ADAM ALGORITHM : Adaptive Moment Estimation, shortly called ADAM, is a combination of Momentum and RMSProp. In the AdaGrad algorithm, the sum of gradients is squared, which only grows, and it is prolonged. RMSProp is nothing, but root mean square propagation which fixes the issue by considering a decay factor. In the Adam algorithm, when mathematically explained, two decay rates are used namely beta1 and beta2 where beta1 denotes the first momentum in which the sum of the gradient is considered and beta2 denotes the second momentum in which the sum of gradient squared is considered. Since the Momentum algorithm gives us a faster way and RMSProp provides the ability to gradient to restyle in different directions, the combination of the two works well.
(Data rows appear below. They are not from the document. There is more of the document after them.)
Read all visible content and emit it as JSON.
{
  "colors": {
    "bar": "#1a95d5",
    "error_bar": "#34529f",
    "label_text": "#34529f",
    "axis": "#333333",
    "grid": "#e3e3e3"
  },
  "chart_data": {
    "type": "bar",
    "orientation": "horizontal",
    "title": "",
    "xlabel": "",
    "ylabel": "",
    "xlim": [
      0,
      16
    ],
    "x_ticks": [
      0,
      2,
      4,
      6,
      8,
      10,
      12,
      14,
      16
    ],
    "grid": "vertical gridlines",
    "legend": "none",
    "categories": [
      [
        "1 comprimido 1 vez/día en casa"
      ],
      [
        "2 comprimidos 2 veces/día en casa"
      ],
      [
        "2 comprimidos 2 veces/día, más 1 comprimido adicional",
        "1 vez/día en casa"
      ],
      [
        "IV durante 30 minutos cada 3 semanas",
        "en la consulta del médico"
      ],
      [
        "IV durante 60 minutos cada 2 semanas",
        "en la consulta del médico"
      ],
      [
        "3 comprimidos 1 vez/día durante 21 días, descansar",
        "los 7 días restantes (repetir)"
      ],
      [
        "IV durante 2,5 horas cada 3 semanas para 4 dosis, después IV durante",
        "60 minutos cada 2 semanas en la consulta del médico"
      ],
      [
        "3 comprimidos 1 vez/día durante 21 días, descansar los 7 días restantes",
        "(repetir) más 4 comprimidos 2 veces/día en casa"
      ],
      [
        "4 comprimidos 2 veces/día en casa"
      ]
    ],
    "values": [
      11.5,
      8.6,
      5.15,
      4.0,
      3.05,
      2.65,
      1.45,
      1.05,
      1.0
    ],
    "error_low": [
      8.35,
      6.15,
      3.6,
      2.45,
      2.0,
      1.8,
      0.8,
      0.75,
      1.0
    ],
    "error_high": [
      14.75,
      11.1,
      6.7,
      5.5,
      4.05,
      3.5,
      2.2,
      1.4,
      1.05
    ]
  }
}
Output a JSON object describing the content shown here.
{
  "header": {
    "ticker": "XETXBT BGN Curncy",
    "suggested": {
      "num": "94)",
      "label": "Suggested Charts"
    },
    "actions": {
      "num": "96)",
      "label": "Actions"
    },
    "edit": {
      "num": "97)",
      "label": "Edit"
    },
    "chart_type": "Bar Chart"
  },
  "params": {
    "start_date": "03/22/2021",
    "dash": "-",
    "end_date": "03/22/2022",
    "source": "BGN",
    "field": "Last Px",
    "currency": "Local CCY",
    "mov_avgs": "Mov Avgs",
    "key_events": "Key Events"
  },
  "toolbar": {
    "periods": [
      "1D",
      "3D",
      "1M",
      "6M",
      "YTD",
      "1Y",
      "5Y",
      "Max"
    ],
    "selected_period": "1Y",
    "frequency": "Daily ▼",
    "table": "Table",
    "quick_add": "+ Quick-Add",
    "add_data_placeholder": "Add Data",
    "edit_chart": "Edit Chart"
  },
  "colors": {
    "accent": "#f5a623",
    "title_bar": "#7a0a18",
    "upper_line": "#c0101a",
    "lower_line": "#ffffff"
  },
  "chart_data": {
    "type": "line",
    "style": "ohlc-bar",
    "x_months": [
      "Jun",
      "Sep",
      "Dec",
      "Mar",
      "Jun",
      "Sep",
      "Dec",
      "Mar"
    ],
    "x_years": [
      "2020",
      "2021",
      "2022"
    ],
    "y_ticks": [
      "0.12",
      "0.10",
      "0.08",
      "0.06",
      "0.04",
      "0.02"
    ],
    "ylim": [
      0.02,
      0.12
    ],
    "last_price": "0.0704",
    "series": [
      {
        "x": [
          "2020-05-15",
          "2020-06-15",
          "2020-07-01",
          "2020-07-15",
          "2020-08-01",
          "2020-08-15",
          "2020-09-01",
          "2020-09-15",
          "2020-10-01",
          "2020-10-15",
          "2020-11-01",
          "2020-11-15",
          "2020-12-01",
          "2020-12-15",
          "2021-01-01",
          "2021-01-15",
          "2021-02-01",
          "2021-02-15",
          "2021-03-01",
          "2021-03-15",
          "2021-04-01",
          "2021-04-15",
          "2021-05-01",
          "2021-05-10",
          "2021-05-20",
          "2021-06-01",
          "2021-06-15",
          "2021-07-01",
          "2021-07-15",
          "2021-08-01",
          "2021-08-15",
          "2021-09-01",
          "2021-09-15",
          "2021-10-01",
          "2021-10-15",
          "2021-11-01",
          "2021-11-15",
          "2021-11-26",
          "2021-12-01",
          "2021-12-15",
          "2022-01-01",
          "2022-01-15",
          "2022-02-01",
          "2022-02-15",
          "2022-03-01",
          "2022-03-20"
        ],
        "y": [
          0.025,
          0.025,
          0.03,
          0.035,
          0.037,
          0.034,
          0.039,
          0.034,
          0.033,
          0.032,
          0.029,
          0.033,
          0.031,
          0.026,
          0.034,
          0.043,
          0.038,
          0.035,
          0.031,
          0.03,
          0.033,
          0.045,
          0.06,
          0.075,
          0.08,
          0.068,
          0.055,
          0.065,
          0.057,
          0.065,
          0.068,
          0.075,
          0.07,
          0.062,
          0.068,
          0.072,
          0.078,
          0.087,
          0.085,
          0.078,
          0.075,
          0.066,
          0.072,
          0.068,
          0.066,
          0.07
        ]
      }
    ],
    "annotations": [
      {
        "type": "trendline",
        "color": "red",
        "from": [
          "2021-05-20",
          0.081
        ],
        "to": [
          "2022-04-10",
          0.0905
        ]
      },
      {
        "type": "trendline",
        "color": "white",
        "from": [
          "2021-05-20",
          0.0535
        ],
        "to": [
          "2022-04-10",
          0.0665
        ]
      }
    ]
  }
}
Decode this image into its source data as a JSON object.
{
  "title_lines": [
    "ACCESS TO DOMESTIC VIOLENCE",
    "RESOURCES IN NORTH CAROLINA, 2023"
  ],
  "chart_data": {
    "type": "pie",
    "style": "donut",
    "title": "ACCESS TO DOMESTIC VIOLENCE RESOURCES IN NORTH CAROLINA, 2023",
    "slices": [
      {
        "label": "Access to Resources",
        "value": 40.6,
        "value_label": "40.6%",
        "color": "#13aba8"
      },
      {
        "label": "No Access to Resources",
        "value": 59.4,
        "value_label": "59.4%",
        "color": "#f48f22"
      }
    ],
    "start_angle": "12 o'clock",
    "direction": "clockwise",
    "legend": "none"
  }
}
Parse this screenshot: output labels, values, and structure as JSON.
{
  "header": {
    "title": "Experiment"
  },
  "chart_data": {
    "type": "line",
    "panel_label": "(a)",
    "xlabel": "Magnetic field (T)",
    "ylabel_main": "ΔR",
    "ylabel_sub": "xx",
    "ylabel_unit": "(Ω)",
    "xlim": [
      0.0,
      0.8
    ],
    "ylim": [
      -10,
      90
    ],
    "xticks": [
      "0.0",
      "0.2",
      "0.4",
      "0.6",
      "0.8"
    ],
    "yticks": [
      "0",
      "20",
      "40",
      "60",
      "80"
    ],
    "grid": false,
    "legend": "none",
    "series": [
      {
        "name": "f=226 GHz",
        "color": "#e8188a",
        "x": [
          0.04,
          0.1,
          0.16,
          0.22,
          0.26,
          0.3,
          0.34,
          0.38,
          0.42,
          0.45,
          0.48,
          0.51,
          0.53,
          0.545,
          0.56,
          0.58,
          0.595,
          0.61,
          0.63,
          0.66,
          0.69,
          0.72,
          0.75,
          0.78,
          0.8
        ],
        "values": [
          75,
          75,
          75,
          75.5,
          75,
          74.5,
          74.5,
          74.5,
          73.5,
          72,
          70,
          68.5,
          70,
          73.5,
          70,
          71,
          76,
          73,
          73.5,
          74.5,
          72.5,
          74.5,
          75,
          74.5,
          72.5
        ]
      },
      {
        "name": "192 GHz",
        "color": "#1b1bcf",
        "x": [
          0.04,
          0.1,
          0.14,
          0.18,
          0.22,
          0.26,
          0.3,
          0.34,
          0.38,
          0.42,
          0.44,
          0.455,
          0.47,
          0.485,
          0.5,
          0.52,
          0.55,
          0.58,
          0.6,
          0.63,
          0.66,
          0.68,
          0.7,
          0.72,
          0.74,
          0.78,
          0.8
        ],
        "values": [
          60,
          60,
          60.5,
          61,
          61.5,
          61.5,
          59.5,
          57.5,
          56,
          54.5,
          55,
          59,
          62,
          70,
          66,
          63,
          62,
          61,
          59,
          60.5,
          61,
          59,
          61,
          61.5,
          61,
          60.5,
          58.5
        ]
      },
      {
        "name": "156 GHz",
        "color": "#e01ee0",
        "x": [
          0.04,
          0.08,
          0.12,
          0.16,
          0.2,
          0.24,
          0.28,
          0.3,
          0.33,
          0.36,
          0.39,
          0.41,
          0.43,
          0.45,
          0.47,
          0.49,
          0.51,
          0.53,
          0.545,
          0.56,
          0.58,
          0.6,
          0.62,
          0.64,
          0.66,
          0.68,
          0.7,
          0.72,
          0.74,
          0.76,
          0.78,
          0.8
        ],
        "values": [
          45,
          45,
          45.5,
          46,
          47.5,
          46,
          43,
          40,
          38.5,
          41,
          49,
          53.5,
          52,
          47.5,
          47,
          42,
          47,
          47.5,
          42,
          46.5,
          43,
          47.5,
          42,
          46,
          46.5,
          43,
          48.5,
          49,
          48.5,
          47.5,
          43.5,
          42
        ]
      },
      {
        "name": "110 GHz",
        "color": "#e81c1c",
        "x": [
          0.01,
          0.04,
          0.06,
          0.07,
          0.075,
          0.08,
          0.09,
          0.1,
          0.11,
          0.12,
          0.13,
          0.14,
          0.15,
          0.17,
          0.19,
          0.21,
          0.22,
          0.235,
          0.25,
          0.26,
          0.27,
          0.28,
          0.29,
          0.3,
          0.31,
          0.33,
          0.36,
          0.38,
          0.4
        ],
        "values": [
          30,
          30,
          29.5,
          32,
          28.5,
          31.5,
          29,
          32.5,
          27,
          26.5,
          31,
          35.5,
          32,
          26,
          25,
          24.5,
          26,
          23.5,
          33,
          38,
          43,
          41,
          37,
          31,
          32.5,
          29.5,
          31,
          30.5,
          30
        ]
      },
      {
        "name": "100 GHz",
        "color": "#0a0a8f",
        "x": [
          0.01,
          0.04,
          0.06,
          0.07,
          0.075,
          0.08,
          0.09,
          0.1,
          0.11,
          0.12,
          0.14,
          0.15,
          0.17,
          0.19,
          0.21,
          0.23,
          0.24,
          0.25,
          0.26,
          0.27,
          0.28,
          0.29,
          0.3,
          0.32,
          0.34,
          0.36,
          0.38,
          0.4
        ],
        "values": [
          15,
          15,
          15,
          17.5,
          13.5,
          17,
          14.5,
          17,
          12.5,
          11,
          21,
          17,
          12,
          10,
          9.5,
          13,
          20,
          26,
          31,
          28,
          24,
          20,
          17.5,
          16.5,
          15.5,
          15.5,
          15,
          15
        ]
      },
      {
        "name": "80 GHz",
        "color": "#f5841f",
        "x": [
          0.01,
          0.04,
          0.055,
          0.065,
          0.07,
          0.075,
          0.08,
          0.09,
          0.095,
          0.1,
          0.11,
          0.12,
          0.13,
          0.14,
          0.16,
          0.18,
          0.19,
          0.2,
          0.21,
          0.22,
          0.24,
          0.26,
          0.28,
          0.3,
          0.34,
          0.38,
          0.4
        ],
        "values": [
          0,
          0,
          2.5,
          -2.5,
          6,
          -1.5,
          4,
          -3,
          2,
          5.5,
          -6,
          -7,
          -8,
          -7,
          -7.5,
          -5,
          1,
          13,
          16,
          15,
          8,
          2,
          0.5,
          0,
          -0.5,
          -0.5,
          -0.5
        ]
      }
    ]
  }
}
Thus, the Adam algorithm is considered the go-to choice of deep learning algorithms.

MOMENTUM ALGORITHM : Vanilla gradient descent with momentum is a method of accelerating the gradient descent to move faster towards the global minimum. Mathematically, a decay rate is multiplied to the previous sum of gradients and added with the present gradient to get a new sum of gradients. When the decay rate is assigned zero, it denotes a normal gradient descent. When the decay rate is set to 1, it oscillates like a ball in a frictionless bowl without any end. Hence decay rate is typically chosen around 0.8 to 0.9 to arrive at an end. The momentum algorithm gives us the advantage of escaping the local minima and getting into global minima.